Sorry, Social Security’s 2025 COLA won’t contain a silver lining
On a nominal-dollar basis, four consecutive years with average or above-average COLAs probably sounds great. But the unfortunate truth for retirees is that the buying power of a Social Security dollar has been precipitously declining since this century began.
Last year, an analysis by TSCL compared the aggregate COLAs from January 2000 through February 2023 to the price changes experienced by a basket of goods and services regularly purchased by seniors over the same timeline. Whereas COLAs cumulatively increased benefits by 78%, the aggregate price for the basket of goods and services rose by 141.4%. All told, TSCL estimated a 36% loss of purchasing power.
TSCL published a more recent analysis in July 2024 that estimates the buying power of Social Security income is down 20% since 2010. In other words, Social Security’s COLAs often aren’t cutting it for beneficiaries.
But this is just part of the story.
In 2023, Medicare recipients enjoyed a roughly 3% year-over-year decline in monthly Part B premiums (from $170.10 per month in 2022 to $164.90 per month in 2023). Part B is the segment of Medicare that handles outpatient services.
The reason for this drop was because a huge spike in demand for a costly Alzheimer’s disease drug didn’t materialize, as initially forecast. This left the Supplementary Medical Insurance Trust Fund with a hefty reserve, which was used to reduce Part B premiums in 2023. The end result was that Social Security beneficiaries, who were also enrolled in Medicare and typically have their Part B premium automatically deducted from their Social Security check each month, were able to hang onto more of 2023’s record-breaking 8.7% COLA.
In 2024, this silver lining went away. Part B premiums rose by 5.9% to $174.70 per month this year, which is nearly double the 3.2% COLA that was passed along by Social Security. Long story short, rapidly rising Part B premiums have somewhat or completely offset the 2024 COLA for an overwhelming majority of recipients.

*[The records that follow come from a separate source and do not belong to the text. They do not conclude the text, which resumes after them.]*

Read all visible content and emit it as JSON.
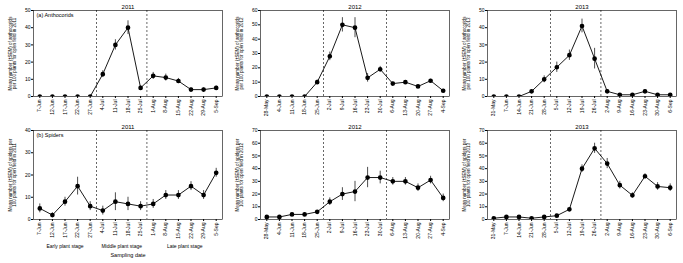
{
  "chart_data": [
    {
      "type": "line",
      "title": "2011",
      "panel_label": "(a) Anthocorids",
      "ylabel": "Mean number (±SEM) of anthocorids per 100 plants for open field in 2011",
      "categories": [
        "7-Jun",
        "12-Jun",
        "17-Jun",
        "22-Jun",
        "27-Jun",
        "4-Jul",
        "11-Jul",
        "18-Jul",
        "25-Jul",
        "1-Aug",
        "8-Aug",
        "15-Aug",
        "22-Aug",
        "29-Aug",
        "5-Sep"
      ],
      "values": [
        0,
        0,
        0,
        0,
        0,
        13,
        30,
        40,
        5,
        12,
        11,
        9,
        4,
        4,
        5
      ],
      "errors": [
        0,
        0,
        0,
        0,
        0,
        2,
        3,
        4,
        1,
        2,
        2,
        1.5,
        1,
        1,
        1
      ],
      "ylim": [
        0,
        50
      ],
      "yticks": [
        0,
        10,
        20,
        30,
        40,
        50
      ],
      "stage_ends": [
        "27-Jun",
        "25-Jul"
      ],
      "color": "#000000",
      "marker": "circle"
    },
    {
      "type": "line",
      "title": "2012",
      "ylabel": "Mean number (±SEM) of anthocorids per 100 plants for open field in 2012",
      "categories": [
        "28-May",
        "4-Jun",
        "11-Jun",
        "18-Jun",
        "25-Jun",
        "2-Jul",
        "9-Jul",
        "16-Jul",
        "23-Jul",
        "30-Jul",
        "6-Aug",
        "13-Aug",
        "20-Aug",
        "27-Aug",
        "4-Sep"
      ],
      "values": [
        0,
        0,
        0,
        0,
        10,
        28,
        50,
        48,
        13,
        19,
        9,
        10,
        7,
        11,
        4
      ],
      "errors": [
        0,
        0,
        0,
        0,
        1.5,
        3,
        5,
        7,
        3,
        2,
        1,
        1,
        1,
        1,
        1
      ],
      "ylim": [
        0,
        60
      ],
      "yticks": [
        0,
        10,
        20,
        30,
        40,
        50,
        60
      ],
      "stage_ends": [
        "25-Jun",
        "30-Jul"
      ],
      "color": "#000000",
      "marker": "circle"
    },
    {
      "type": "line",
      "title": "2013",
      "ylabel": "Mean number (±SEM) of anthocorids per 100 plants for open field in 2013",
      "categories": [
        "31-May",
        "7-Jun",
        "14-Jun",
        "21-Jun",
        "28-Jun",
        "5-Jul",
        "12-Jul",
        "19-Jul",
        "26-Jul",
        "2-Aug",
        "9-Aug",
        "16-Aug",
        "23-Aug",
        "30-Aug",
        "6-Sep"
      ],
      "values": [
        0,
        0,
        0,
        3,
        10,
        17,
        24,
        41,
        22,
        3,
        1,
        1,
        3,
        1,
        1
      ],
      "errors": [
        0,
        0,
        0,
        0.5,
        2,
        3,
        3,
        4,
        6,
        1,
        0.5,
        0.5,
        1,
        0.5,
        0.5
      ],
      "ylim": [
        0,
        50
      ],
      "yticks": [
        0,
        10,
        20,
        30,
        40,
        50
      ],
      "stage_ends": [
        "28-Jun",
        "26-Jul"
      ],
      "color": "#000000",
      "marker": "circle"
    },
    {
      "type": "line",
      "title": "2011",
      "panel_label": "(b) Spiders",
      "ylabel": "Mean number (±SEM) of spiders per 100 plants for open field in 2011",
      "xlabel": "Sampling date",
      "stage_labels": [
        "Early plant stage",
        "Middle plant stage",
        "Late plant stage"
      ],
      "categories": [
        "7-Jun",
        "12-Jun",
        "17-Jun",
        "22-Jun",
        "27-Jun",
        "4-Jul",
        "11-Jul",
        "18-Jul",
        "25-Jul",
        "1-Aug",
        "8-Aug",
        "15-Aug",
        "22-Aug",
        "29-Aug",
        "5-Sep"
      ],
      "values": [
        5,
        2,
        8,
        15,
        6,
        4,
        8,
        7,
        6,
        7,
        11,
        11,
        15,
        11,
        21
      ],
      "errors": [
        2,
        1,
        2,
        4,
        2,
        2,
        4,
        3,
        2,
        2,
        2,
        2,
        2,
        2,
        2
      ],
      "ylim": [
        0,
        40
      ],
      "yticks": [
        0,
        10,
        20,
        30,
        40
      ],
      "stage_ends": [
        "27-Jun",
        "25-Jul"
      ],
      "color": "#000000",
      "marker": "circle"
    },
    {
      "type": "line",
      "title": "2012",
      "ylabel": "Mean number (±SEM) of spiders per 100 plants for open field in 2012",
      "categories": [
        "28-May",
        "4-Jun",
        "11-Jun",
        "18-Jun",
        "25-Jun",
        "2-Jul",
        "9-Jul",
        "16-Jul",
        "23-Jul",
        "30-Jul",
        "6-Aug",
        "13-Aug",
        "20-Aug",
        "27-Aug",
        "4-Sep"
      ],
      "values": [
        2,
        2,
        4,
        4,
        6,
        14,
        20,
        22,
        33,
        33,
        30,
        30,
        25,
        31,
        17
      ],
      "errors": [
        1,
        1,
        1,
        1,
        1,
        3,
        5,
        8,
        8,
        5,
        3,
        3,
        3,
        3,
        3
      ],
      "ylim": [
        0,
        70
      ],
      "yticks": [
        0,
        10,
        20,
        30,
        40,
        50,
        60,
        70
      ],
      "stage_ends": [
        "25-Jun",
        "30-Jul"
      ],
      "color": "#000000",
      "marker": "circle"
    },
    {
      "type": "line",
      "title": "2013",
      "ylabel": "Mean number (±SEM) of spiders per 100 plants for open field in 2013",
      "categories": [
        "31-May",
        "7-Jun",
        "14-Jun",
        "21-Jun",
        "28-Jun",
        "5-Jul",
        "12-Jul",
        "19-Jul",
        "26-Jul",
        "2-Aug",
        "9-Aug",
        "16-Aug",
        "23-Aug",
        "30-Aug",
        "6-Sep"
      ],
      "values": [
        1,
        2,
        2,
        1,
        2,
        3,
        8,
        40,
        56,
        44,
        27,
        19,
        34,
        26,
        25
      ],
      "errors": [
        0.5,
        1,
        0.5,
        0.5,
        1,
        1,
        1,
        3,
        4,
        4,
        3,
        2,
        2,
        3,
        3
      ],
      "ylim": [
        0,
        70
      ],
      "yticks": [
        0,
        10,
        20,
        30,
        40,
        50,
        60,
        70
      ],
      "stage_ends": [
        "28-Jun",
        "26-Jul"
      ],
      "color": "#000000",
      "marker": "circle"
    }
  ]
}
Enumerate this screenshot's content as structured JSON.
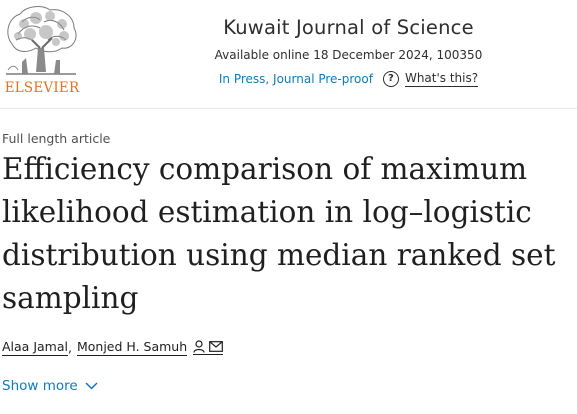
{
  "publisher": {
    "name": "ELSEVIER"
  },
  "journal": {
    "title": "Kuwait Journal of Science",
    "availability": "Available online 18 December 2024, 100350",
    "status": "In Press, Journal Pre-proof",
    "whats_this": "What's this?"
  },
  "article": {
    "type": "Full length article",
    "title": "Efficiency comparison of maximum likelihood estimation in log–logistic distribution using median ranked set sampling"
  },
  "authors": {
    "first": "Alaa Jamal",
    "separator": ",",
    "second": "Monjed H. Samuh"
  },
  "show_more": {
    "label": "Show more"
  },
  "colors": {
    "publisher_orange": "#e9711c",
    "link_blue": "#0c7dbb",
    "text_dark": "#1f1f1f"
  },
  "icons": [
    "elsevier-tree-logo",
    "question-circle-icon",
    "person-icon",
    "envelope-icon",
    "chevron-down-icon"
  ]
}
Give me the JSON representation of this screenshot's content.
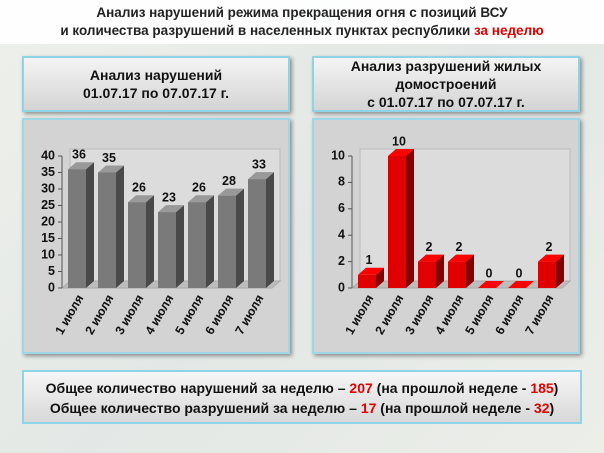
{
  "header": {
    "line1": "Анализ нарушений режима прекращения огня с позиций ВСУ",
    "line2": "и количества разрушений в населенных пунктах республики ",
    "line2_highlight": "за неделю"
  },
  "chart_data": [
    {
      "type": "bar3d",
      "title": [
        "Анализ нарушений",
        "01.07.17 по 07.07.17 г."
      ],
      "categories": [
        "1 июля",
        "2 июля",
        "3 июля",
        "4 июля",
        "5 июля",
        "6 июля",
        "7 июля"
      ],
      "values": [
        36,
        35,
        26,
        23,
        26,
        28,
        33
      ],
      "color": "#7a7a7a",
      "ylim": [
        0,
        40
      ],
      "yticks": [
        0,
        5,
        10,
        15,
        20,
        25,
        30,
        35,
        40
      ]
    },
    {
      "type": "bar3d",
      "title": [
        "Анализ разрушений жилых",
        "домостроений",
        "с 01.07.17 по 07.07.17 г."
      ],
      "categories": [
        "1 июля",
        "2 июля",
        "3 июля",
        "4 июля",
        "5 июля",
        "6 июля",
        "7 июля"
      ],
      "values": [
        1,
        10,
        2,
        2,
        0,
        0,
        2
      ],
      "color": "#e00000",
      "ylim": [
        0,
        10
      ],
      "yticks": [
        0,
        2,
        4,
        6,
        8,
        10
      ]
    }
  ],
  "footer": {
    "line1": [
      "Общее количество нарушений за неделю – ",
      "207",
      " (на прошлой неделе - ",
      "185",
      ")"
    ],
    "line2": [
      "Общее количество разрушений за неделю – ",
      "17",
      " (на прошлой неделе - ",
      "32",
      ")"
    ]
  }
}
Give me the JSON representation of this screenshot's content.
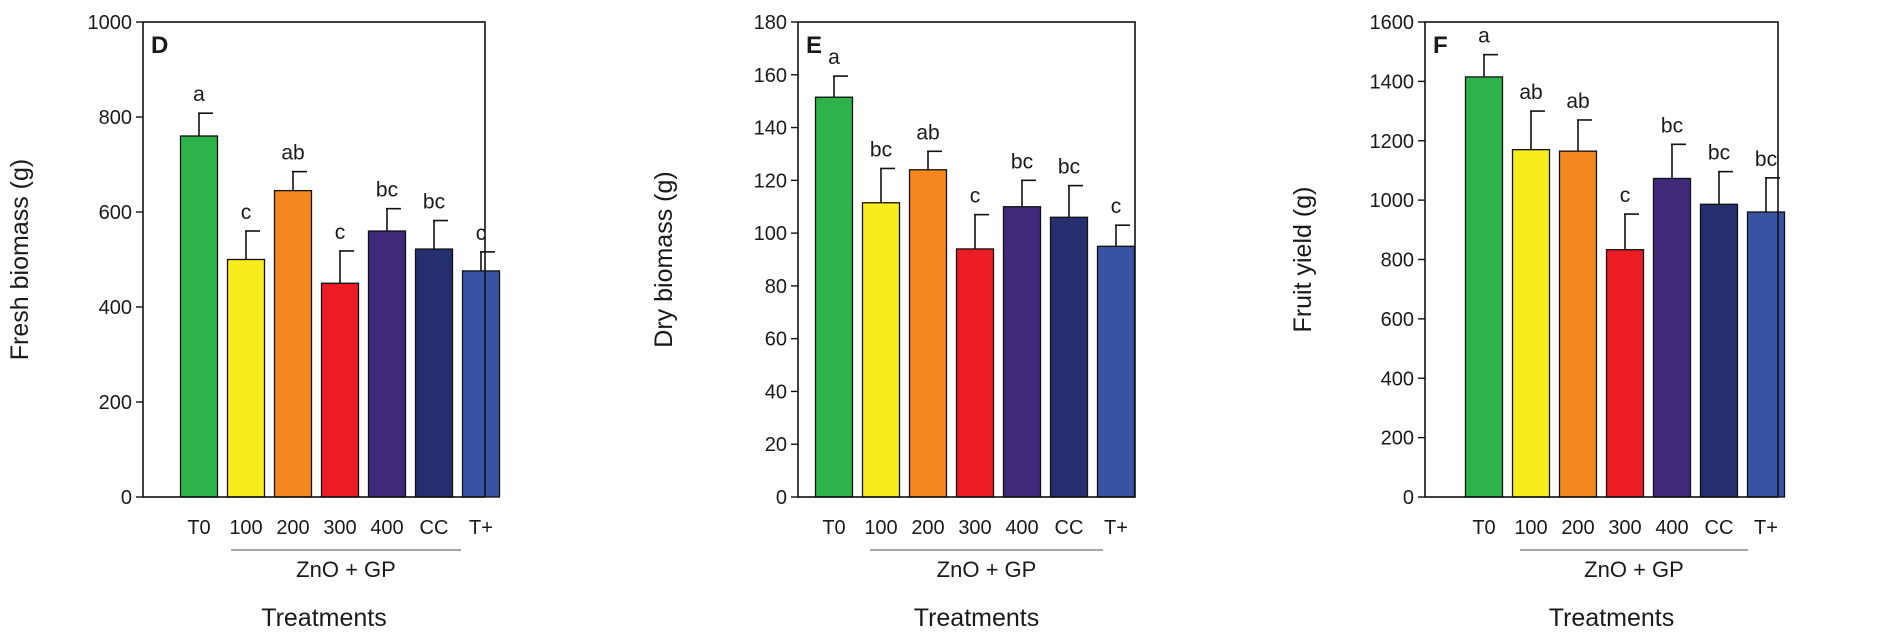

For a second consecutive year, this silver lining will be missing. The 2024 Medicare Trustees Report estimates that Part B premiums will climb 5.9% to $185 per month in 2025. This would more than double the estimated 2.6% COLA and will likely eat up a majority of next year’s cost-of-living adjustment for lifetime low earners.
Not even a history-making 2025 COLA can halt the precipitous loss of buying power Social Security’s retired workers are contending with.